Observers interpreted that as thinly-veiled threat that Mr Macron can expect her to mount an aggressive opposition to his presidency and reform plans should she lose.
Ms Le Pen, who stood down as leader of the far right Front National received a hostile reception at her final campaign stop in Reims cathedral with her ally Nicolas Dupont-Aignan as militants chanted “Marine, give the money back”.
She has refused to answer French investigators questions in a probe into whether she misused European parliamentary funds to pay party members.
Ms Le Pen fired off an angry Tweet afterwards accusing Macron supporters of “violence” and a lack of “dignity” in a sacred place.
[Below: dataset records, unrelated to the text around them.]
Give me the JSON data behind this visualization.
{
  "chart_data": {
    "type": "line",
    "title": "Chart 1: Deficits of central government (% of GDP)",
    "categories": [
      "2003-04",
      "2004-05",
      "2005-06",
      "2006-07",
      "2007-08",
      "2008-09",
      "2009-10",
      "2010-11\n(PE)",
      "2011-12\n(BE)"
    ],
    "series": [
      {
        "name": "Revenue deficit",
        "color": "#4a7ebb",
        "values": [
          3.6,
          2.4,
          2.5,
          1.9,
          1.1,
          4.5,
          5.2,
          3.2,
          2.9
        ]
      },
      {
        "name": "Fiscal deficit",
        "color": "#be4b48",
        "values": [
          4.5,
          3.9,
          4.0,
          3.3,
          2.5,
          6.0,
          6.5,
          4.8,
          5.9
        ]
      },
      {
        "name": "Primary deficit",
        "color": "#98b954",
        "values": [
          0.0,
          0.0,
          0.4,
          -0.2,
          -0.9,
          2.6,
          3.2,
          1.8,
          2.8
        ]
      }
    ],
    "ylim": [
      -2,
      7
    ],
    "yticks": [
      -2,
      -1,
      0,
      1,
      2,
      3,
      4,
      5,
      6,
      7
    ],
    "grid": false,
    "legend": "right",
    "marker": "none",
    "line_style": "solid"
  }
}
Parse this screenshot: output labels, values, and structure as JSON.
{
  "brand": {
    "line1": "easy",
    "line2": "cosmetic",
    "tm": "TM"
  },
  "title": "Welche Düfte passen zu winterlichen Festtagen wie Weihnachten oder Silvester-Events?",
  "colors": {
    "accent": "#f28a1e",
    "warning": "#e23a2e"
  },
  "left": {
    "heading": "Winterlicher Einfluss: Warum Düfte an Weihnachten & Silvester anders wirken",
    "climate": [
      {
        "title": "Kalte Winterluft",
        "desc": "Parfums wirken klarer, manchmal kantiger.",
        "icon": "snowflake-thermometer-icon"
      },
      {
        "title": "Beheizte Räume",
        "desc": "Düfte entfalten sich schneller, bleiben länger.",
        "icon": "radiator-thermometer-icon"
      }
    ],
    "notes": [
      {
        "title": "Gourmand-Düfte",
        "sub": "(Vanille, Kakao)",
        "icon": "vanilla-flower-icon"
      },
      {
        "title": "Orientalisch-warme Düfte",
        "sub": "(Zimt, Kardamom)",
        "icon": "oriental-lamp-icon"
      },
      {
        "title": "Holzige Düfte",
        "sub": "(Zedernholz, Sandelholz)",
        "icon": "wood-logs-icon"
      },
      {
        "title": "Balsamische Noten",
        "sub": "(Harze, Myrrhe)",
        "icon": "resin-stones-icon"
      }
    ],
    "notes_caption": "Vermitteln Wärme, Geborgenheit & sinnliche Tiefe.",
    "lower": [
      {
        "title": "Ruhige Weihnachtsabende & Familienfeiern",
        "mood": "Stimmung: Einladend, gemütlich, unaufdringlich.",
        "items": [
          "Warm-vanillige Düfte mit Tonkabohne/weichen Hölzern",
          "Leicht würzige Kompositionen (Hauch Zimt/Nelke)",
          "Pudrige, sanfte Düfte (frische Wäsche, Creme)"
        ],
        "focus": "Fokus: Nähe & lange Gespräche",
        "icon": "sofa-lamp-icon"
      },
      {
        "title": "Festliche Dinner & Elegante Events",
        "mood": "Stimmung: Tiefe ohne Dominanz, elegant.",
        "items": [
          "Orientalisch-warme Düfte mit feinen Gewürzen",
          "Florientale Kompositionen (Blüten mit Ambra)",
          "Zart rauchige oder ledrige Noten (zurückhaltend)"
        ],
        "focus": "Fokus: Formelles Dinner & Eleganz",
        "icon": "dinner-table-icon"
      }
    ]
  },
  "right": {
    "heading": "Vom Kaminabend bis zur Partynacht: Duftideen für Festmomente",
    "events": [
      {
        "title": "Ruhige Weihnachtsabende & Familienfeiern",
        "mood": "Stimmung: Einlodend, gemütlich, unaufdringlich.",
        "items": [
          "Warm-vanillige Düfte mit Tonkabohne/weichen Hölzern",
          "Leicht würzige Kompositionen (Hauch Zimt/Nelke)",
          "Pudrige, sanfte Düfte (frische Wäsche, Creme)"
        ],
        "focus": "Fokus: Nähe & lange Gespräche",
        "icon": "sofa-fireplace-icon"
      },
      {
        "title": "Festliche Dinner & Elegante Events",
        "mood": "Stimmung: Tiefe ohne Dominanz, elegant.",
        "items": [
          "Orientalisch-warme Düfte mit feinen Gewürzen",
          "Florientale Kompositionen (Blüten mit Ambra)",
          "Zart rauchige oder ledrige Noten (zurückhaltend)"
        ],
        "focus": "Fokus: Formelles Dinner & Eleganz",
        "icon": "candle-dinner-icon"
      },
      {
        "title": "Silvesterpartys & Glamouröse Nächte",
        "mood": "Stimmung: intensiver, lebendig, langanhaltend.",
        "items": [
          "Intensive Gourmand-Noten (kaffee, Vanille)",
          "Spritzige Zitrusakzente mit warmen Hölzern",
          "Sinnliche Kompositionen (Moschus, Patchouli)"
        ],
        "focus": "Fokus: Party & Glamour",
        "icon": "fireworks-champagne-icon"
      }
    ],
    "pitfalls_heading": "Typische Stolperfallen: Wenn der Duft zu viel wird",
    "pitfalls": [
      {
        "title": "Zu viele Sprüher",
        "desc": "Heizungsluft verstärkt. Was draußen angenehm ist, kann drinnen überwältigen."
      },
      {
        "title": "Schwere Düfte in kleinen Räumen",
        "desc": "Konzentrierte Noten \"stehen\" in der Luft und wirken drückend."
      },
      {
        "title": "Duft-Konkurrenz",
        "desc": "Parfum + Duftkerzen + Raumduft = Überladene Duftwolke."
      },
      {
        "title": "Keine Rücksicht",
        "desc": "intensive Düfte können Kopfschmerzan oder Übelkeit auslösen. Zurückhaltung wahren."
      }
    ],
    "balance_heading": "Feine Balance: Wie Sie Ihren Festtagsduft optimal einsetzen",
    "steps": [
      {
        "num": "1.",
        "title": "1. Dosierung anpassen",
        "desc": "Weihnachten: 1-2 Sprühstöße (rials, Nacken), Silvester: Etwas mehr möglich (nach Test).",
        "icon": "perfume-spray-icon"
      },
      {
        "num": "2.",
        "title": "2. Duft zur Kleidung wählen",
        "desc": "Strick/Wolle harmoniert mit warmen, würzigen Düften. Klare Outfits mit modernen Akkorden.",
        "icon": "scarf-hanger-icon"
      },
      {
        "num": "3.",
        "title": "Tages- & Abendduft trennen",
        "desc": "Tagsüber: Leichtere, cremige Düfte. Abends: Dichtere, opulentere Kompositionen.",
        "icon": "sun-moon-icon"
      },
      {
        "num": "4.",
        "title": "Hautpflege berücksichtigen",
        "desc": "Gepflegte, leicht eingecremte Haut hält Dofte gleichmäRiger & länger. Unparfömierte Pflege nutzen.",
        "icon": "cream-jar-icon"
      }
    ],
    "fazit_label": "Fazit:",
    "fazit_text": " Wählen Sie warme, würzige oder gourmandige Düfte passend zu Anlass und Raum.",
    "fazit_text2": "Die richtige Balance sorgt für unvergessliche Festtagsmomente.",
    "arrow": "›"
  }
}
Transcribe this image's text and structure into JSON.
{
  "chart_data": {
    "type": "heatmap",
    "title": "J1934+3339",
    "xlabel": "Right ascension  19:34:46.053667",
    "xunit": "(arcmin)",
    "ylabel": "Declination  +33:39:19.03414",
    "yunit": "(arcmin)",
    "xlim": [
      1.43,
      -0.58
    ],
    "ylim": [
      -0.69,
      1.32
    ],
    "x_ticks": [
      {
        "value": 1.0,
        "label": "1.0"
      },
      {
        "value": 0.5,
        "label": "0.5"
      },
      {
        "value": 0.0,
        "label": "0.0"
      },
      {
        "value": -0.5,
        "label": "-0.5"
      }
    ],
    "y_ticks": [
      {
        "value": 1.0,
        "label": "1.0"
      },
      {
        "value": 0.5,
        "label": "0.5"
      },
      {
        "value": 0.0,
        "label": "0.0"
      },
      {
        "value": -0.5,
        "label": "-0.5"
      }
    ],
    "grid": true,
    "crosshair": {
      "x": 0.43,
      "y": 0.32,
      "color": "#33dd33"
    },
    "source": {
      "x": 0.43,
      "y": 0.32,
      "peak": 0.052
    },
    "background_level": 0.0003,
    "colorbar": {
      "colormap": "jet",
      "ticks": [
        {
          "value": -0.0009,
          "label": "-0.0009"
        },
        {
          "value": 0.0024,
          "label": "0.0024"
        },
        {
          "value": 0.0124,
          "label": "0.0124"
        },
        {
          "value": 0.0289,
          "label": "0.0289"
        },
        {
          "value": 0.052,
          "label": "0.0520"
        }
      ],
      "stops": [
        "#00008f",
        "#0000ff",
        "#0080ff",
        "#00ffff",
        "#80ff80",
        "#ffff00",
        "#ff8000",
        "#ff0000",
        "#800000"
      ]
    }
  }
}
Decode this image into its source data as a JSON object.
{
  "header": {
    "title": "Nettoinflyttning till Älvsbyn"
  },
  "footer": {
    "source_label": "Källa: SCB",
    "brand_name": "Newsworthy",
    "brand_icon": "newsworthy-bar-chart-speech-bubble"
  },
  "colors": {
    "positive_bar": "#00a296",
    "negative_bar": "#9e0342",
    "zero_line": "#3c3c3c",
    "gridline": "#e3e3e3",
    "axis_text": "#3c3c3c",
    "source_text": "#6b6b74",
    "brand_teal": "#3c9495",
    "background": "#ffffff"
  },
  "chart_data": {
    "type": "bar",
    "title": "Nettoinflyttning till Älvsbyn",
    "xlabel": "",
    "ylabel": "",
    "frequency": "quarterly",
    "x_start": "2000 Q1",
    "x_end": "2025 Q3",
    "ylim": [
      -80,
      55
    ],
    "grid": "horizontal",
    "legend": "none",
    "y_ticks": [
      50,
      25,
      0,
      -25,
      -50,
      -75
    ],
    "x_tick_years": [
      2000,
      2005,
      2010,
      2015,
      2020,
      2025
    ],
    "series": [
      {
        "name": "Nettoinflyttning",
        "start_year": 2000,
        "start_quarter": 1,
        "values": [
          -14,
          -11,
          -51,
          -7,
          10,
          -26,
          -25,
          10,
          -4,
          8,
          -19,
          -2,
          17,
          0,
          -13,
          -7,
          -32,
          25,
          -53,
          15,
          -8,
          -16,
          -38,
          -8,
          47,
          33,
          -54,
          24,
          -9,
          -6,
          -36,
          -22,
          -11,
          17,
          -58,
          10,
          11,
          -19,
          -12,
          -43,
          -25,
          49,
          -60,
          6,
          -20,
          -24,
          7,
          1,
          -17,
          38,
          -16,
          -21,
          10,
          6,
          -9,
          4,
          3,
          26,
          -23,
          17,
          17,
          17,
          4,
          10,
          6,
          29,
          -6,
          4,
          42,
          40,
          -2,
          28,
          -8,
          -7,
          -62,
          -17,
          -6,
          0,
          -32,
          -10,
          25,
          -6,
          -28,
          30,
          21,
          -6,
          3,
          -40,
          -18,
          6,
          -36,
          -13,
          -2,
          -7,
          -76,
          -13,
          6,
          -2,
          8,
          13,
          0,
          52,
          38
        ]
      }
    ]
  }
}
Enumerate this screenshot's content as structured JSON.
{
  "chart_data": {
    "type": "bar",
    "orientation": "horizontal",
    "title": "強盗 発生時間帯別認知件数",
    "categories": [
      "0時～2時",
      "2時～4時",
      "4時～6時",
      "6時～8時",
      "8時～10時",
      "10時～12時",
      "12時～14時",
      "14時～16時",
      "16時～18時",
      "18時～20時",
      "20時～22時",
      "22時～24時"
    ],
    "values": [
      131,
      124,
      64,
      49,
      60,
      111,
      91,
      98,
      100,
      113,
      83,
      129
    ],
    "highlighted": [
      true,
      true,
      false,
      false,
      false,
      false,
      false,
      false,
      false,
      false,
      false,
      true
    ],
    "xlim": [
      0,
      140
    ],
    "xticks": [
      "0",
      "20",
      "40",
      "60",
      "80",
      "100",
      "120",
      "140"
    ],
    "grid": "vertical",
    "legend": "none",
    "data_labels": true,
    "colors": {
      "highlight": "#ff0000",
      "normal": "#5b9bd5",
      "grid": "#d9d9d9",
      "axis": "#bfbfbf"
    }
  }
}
If she loses tomorrow, Ms Le Pen still hopes the Front National can win up to 60 new seats in parliament, up from the current two.
Her niece Marion Maréchal-Le Pen said any score above 40 per cent in the run-off would be a “huge victory” and would effectively turn the Front National into the main opposition group.
But the opinion polls suggest that may be wishful thinking with most suggesting Mr Macron, 39, has extended his lead by up to four percentage points since Wednesday.
Mr Macron said he was confident French voters would convert a presidential win into a parliamentary majority next month, without which he risks becoming a lame duck hamstrung by a government of cohabitation.
The candidates of France’s two mainstream parties, the Socialists and centre-Right Républicains , crashed out of the presidential race in round one.